The story then takes us back a bit. When Madeleine falls in love with Leonard, she is a senior in college. Her first few years, wittily summarized, were fun but unromantic. She is an English major who became one because she loves to read. Then she signed up for a Semiotics class:
Almost overnight it became laughable to read writers like Cheever or Updike, who wrote about the suburbia Madeleine and most of her friends had grown up in, in favor of reading the Marquis de Sade, who wrote about anally deflowering virgins in eighteenth-century France.
In Semiotics everyone “was so spectral-looking that Madeleine’s natural healthiness seemed suspect, like a vote for Reagan.” But into the room walked someone who else who seemed normal, someone who, when introducing himself didn’t comment on how his name meant nothing but rather said “that his parents had named him Leonard, that it had always seemed pretty handy to have a name, especially when you were being called to dinner, and that if anyone wanted to call him Leonard he would answer to it.”
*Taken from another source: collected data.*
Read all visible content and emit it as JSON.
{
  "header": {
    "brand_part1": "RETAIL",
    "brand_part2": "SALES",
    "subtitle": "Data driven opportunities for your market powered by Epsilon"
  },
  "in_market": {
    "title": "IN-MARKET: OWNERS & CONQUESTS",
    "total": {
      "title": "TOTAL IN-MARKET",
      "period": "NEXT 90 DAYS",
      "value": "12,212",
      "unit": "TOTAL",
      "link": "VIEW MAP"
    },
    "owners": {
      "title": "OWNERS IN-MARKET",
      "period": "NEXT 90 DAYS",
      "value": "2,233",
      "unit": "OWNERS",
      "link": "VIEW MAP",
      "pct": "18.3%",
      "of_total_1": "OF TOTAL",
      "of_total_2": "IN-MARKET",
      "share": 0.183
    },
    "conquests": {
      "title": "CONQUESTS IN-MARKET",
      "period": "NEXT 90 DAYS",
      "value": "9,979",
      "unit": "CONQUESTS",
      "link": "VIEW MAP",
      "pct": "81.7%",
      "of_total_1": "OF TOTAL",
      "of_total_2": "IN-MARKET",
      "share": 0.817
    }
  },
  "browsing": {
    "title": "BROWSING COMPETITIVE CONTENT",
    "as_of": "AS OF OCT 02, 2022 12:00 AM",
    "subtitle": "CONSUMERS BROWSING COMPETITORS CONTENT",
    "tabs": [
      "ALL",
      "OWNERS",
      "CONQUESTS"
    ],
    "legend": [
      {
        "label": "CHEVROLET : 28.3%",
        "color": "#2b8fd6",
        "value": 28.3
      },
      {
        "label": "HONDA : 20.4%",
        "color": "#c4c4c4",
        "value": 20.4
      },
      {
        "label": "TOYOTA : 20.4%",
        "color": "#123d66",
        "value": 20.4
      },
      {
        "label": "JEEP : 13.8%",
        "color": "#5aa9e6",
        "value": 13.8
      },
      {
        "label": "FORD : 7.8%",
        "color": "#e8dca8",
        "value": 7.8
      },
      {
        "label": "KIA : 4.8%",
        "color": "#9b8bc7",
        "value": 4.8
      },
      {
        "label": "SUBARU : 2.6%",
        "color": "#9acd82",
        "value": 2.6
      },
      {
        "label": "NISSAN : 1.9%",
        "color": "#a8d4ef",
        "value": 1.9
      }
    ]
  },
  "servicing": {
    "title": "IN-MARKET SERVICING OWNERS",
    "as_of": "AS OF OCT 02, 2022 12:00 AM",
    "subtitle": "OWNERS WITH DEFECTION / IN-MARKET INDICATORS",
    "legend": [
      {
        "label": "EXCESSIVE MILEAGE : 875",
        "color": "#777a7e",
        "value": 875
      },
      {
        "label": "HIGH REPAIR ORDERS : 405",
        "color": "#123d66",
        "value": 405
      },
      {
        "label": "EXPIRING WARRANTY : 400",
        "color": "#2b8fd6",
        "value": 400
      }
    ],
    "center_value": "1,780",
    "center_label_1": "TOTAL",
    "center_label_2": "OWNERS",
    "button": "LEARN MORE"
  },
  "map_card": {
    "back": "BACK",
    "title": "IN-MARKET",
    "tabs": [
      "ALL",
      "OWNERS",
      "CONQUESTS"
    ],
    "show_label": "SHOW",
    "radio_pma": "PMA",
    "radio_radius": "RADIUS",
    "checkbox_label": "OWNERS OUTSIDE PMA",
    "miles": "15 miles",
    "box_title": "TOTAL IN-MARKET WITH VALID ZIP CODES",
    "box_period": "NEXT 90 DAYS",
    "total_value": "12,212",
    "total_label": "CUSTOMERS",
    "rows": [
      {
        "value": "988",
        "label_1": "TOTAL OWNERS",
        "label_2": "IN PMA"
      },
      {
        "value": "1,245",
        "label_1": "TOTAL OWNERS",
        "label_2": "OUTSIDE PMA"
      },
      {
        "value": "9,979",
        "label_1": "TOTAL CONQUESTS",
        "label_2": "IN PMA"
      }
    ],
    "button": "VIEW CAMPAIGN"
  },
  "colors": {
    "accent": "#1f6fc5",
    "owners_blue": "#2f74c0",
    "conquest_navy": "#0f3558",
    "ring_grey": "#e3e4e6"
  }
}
Over the next few pages, we watch as Madeleine and Leonard become closer together until a moment when semiotics began making sense to Madeleine, while she is reading Roland Barthes’s A Lover’s Discourse, which is “extreme solitude.” Eugenides continues the playfulness even while we watch Madeleine’s suffering for love mimic some of what she’s learning. It’s not that simple; Eugenides pays off here.
Is this a piece of the novel he’s working on?